In August last year, five fishing companies signed an agreement promising the government they would do more to attract locals to work on their deepsea trawlers.
In return they were allowed to bring in 570 Ukrainians and Russians.
That agreement included 42 measures to attract locals to a life at sea including television ads and encouraging high school students to consider it as a career.
An update supplied to RNZ showed just six had been done, another six hadn't even started and 30 were still in progress.
Sealord is one of the companies which signed up.
"I don't believe that the New Zealand fishing industry will ever be able to cope with 100 per cent New Zealand workers because they're just not there. There's not enough people willing to go to sea in the New Zealand workforce."
Stricter quarantine rules for foreign crew should prevent the outbreaks seen last year, he said.
"When we brought in the second tranche in January of this year, the number of cases dropped significantly. So it was things like rather than, two to a room, they had one to a room."
So when could the industry finally end its dependence on migrant workers?
Figures released to RNZ showed it was more reliant on them than ever just before Covid-19 hit, with 2883 working here in 2019.
Add in an estimated 1240 here on working holidays, and 31 per cent of the workforce in that year came from overseas.
Sanford, which has also signed up to the industry agreement, brought in two to three Koreans every few months.
Its general manager of fishing, Colin Williams, said it too was likely to continue taking on foreign fishers as locals simply didn't want to do these jobs.
He denied its decision to hire fishers as independent contractors, rather than employees, was a turnoff for locals.
"If you look at us as a primary industry like every other one like viticulture, horticulture, they are challenged as well. So we're just part of a pool of people that are trying to get good people to work in a primary industry."
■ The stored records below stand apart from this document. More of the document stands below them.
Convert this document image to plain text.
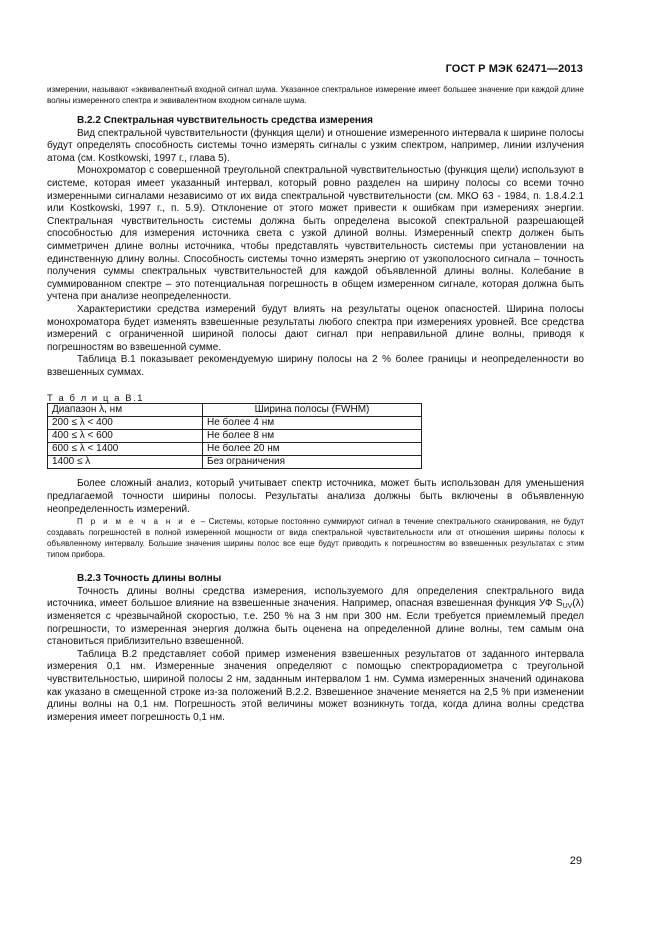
ГОСТ Р МЭК 62471—2013

измерении, называют «эквивалентный входной сигнал шума. Указанное спектральное измерение имеет большее значение при каждой длине волны измеренного спектра и эквивалентном входном сигнале шума.

В.2.2 Спектральная чувствительность средства измерения

Вид спектральной чувствительности (функция щели) и отношение измеренного интервала к ширине полосы будут определять способность системы точно измерять сигналы с узким спектром, например, линии излучения атома (см. Kostkowski, 1997 г., глава 5).

Монохроматор с совершенной треугольной спектральной чувствительностью (функция щели) используют в системе, которая имеет указанный интервал, который ровно разделен на ширину полосы со всеми точно измеренными сигналами независимо от их вида спектральной чувствительности (см. МКО 63 - 1984, п. 1.8.4.2.1 или Kostkowski, 1997 г., п. 5.9). Отклонение от этого может привести к ошибкам при измерениях энергии. Спектральная чувствительность системы должна быть определена высокой спектральной разрешающей способностью для измерения источника света с узкой длиной волны. Измеренный спектр должен быть симметричен длине волны источника, чтобы представлять чувствительность системы при установлении на единственную длину волны. Способность системы точно измерять энергию от узкополосного сигнала – точность получения суммы спектральных чувствительностей для каждой объявленной длины волны. Колебание в суммированном спектре – это потенциальная погрешность в общем измеренном сигнале, которая должна быть учтена при анализе неопределенности.

Характеристики средства измерений будут влиять на результаты оценок опасностей. Ширина полосы монохроматора будет изменять взвешенные результаты любого спектра при измерениях уровней. Все средства измерений с ограниченной шириной полосы дают сигнал при неправильной длине волны, приводя к погрешностям во взвешенной сумме.

Таблица В.1 показывает рекомендуемую ширину полосы на 2 % более границы и неопределенности во взвешенных суммах.

Т а б л и ц а В.1

Диапазон λ, нм	Ширина полосы (FWHM)
200 ≤ λ < 400	Не более 4 нм
400 ≤ λ < 600	Не более 8 нм
600 ≤ λ < 1400	Не более 20 нм
1400 ≤ λ	Без ограничения

Более сложный анализ, который учитывает спектр источника, может быть использован для уменьшения предлагаемой точности ширины полосы. Результаты анализа должны быть включены в объявленную неопределенность измерений.

П р и м е ч а н и е – Системы, которые постоянно суммируют сигнал в течение спектрального сканирования, не будут создавать погрешностей в полной измеренной мощности от вида спектральной чувствительности или от отношения ширины полосы к объявленному интервалу. Большие значения ширины полос все еще будут приводить к погрешностям во взвешенных результатах с этим типом прибора.

В.2.3 Точность длины волны

Точность длины волны средства измерения, используемого для определения спектрального вида источника, имеет большое влияние на взвешенные значения. Например, опасная взвешенная функция УФ $S_{UV}(\lambda)$ изменяется с чрезвычайной скоростью, т.е. 250 % на 3 нм при 300 нм. Если требуется приемлемый предел погрешности, то измеренная энергия должна быть оценена на определенной длине волны, тем самым она становиться приблизительно взвешенной.

Таблица В.2 представляет собой пример изменения взвешенных результатов от заданного интервала измерения 0,1 нм. Измеренные значения определяют с помощью спектрорадиометра с треугольной чувствительностью, шириной полосы 2 нм, заданным интервалом 1 нм. Сумма измеренных значений одинакова как указано в смещенной строке из-за положений В.2.2. Взвешенное значение меняется на 2,5 % при изменении длины волны на 0,1 нм. Погрешность этой величины может возникнуть тогда, когда длина волны средства измерения имеет погрешность 0,1 нм.

29
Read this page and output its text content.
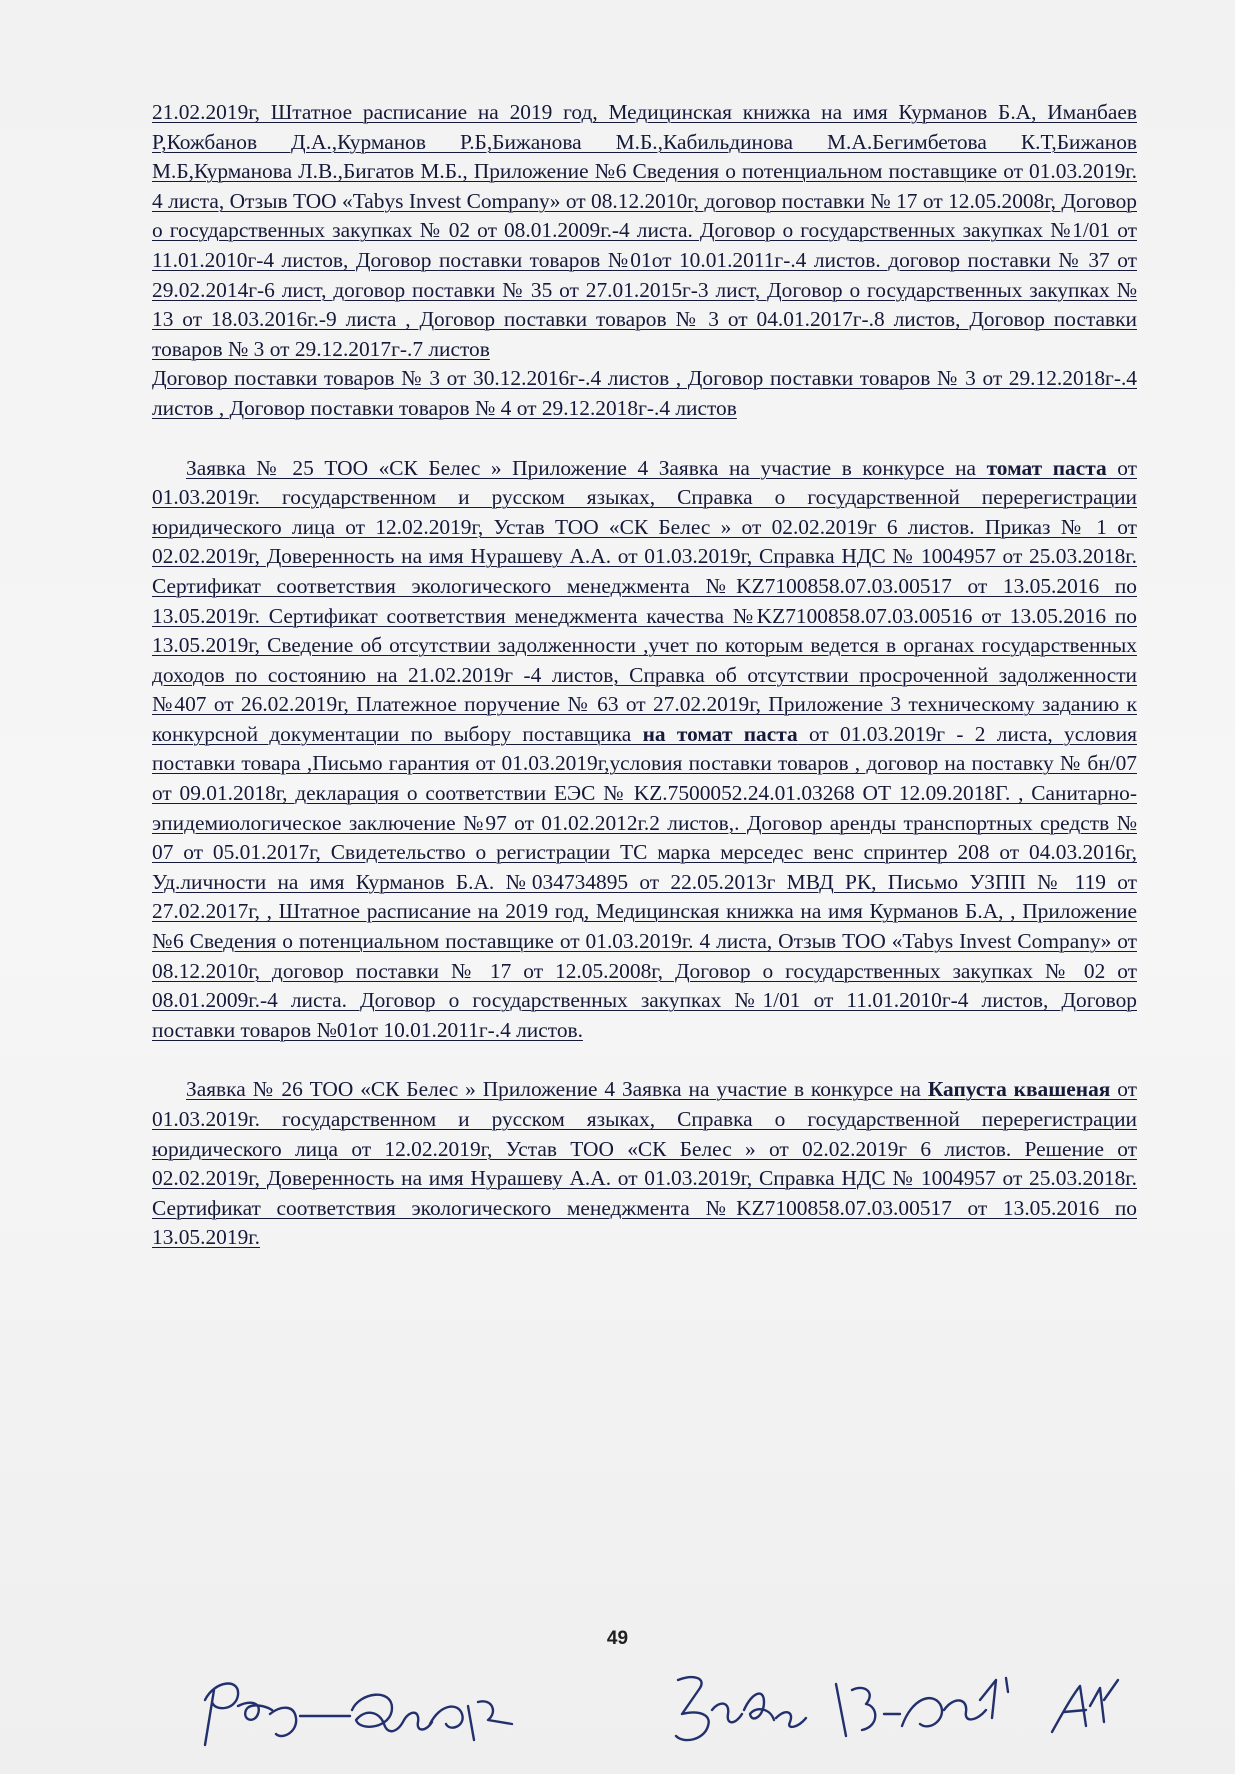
21.02.2019г, Штатное расписание на 2019 год, Медицинская книжка на имя Курманов Б.А, Иманбаев Р,Кожбанов Д.А.,Курманов Р.Б,Бижанова М.Б.,Кабильдинова М.А.Бегимбетова К.Т,Бижанов М.Б,Курманова Л.В.,Бигатов М.Б., Приложение №6 Сведения о потенциальном поставщике от 01.03.2019г. 4 листа, Отзыв ТОО «Tabys Invest Company» от 08.12.2010г, договор поставки № 17 от 12.05.2008г, Договор о государственных закупках № 02 от 08.01.2009г.-4 листа. Договор о государственных закупках №1/01 от 11.01.2010г-4 листов, Договор поставки товаров №01от 10.01.2011г-.4 листов. договор поставки № 37 от 29.02.2014г-6 лист, договор поставки № 35 от 27.01.2015г-3 лист, Договор о государственных закупках № 13 от 18.03.2016г.-9 листа , Договор поставки товаров № 3 от 04.01.2017г-.8 листов, Договор поставки товаров № 3 от 29.12.2017г-.7 листов

Договор поставки товаров № 3 от 30.12.2016г-.4 листов , Договор поставки товаров № 3 от 29.12.2018г-.4 листов , Договор поставки товаров № 4 от 29.12.2018г-.4 листов

Заявка № 25 ТОО «СК Белес » Приложение 4 Заявка на участие в конкурсе на томат паста от 01.03.2019г. государственном и русском языках, Справка о государственной перерегистрации юридического лица от 12.02.2019г, Устав ТОО «СК Белес » от 02.02.2019г 6 листов. Приказ № 1 от 02.02.2019г, Доверенность на имя Нурашеву А.А. от 01.03.2019г, Справка НДС № 1004957 от 25.03.2018г. Сертификат соответствия экологического менеджмента №KZ7100858.07.03.00517 от 13.05.2016 по 13.05.2019г. Сертификат соответствия менеджмента качества №KZ7100858.07.03.00516 от 13.05.2016 по 13.05.2019г, Сведение об отсутствии задолженности ,учет по которым ведется в органах государственных доходов по состоянию на 21.02.2019г -4 листов, Справка об отсутствии просроченной задолженности №407 от 26.02.2019г, Платежное поручение № 63 от 27.02.2019г, Приложение 3 техническому заданию к конкурсной документации по выбору поставщика на томат паста от 01.03.2019г - 2 листа, условия поставки товара ,Письмо гарантия от 01.03.2019г,условия поставки товаров , договор на поставку № бн/07 от 09.01.2018г, декларация о соответствии ЕЭС № KZ.7500052.24.01.03268 ОТ 12.09.2018Г. , Санитарно-эпидемиологическое заключение №97 от 01.02.2012г.2 листов,. Договор аренды транспортных средств № 07 от 05.01.2017г, Свидетельство о регистрации ТС марка мерседес венс спринтер 208 от 04.03.2016г, Уд.личности на имя Курманов Б.А. №034734895 от 22.05.2013г МВД РК, Письмо УЗПП № 119 от 27.02.2017г, , Штатное расписание на 2019 год, Медицинская книжка на имя Курманов Б.А, , Приложение №6 Сведения о потенциальном поставщике от 01.03.2019г. 4 листа, Отзыв ТОО «Tabys Invest Company» от 08.12.2010г, договор поставки № 17 от 12.05.2008г, Договор о государственных закупках № 02 от 08.01.2009г.-4 листа. Договор о государственных закупках №1/01 от 11.01.2010г-4 листов, Договор поставки товаров №01от 10.01.2011г-.4 листов.

Заявка № 26 ТОО «СК Белес » Приложение 4 Заявка на участие в конкурсе на Капуста квашеная от 01.03.2019г. государственном и русском языках, Справка о государственной перерегистрации юридического лица от 12.02.2019г, Устав ТОО «СК Белес » от 02.02.2019г 6 листов. Решение от 02.02.2019г, Доверенность на имя Нурашеву А.А. от 01.03.2019г, Справка НДС № 1004957 от 25.03.2018г. Сертификат соответствия экологического менеджмента №KZ7100858.07.03.00517 от 13.05.2016 по 13.05.2019г.

49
Higher wages being looked at
One of the unfinished steps in the industry's plan to attract locals, was a review of its business model to support "higher participation and remuneration".
But was there already a model being used elsewhere that could help reduce the reliance on foreign workers?
Talleys was one of the few companies that had not signed up to bring them in.
Its HR manager, Nathan Howes, said it had always made a point of having mostly Kiwi crew on its six trawlers and was happy to pay extra to make that a reality.
"Entry level crew can make $70,000 to $80,000 a year and then it was just onwards and upwards from there."
Part of the reason its workers stuck with the company was the amount of paid time off they got.
"You're effectively working only two-thirds of the year. You're getting four months of paid time off every year. It isn't work for everybody, but it can be very, very rewarding.
"I mean I started with the company myself as crew on one of our fishing vessels. We're very big at promoting from within."
All three companies spoken to said a stubbornly tight labour market meant having a 100 per cent local workforce was still a very distant hope.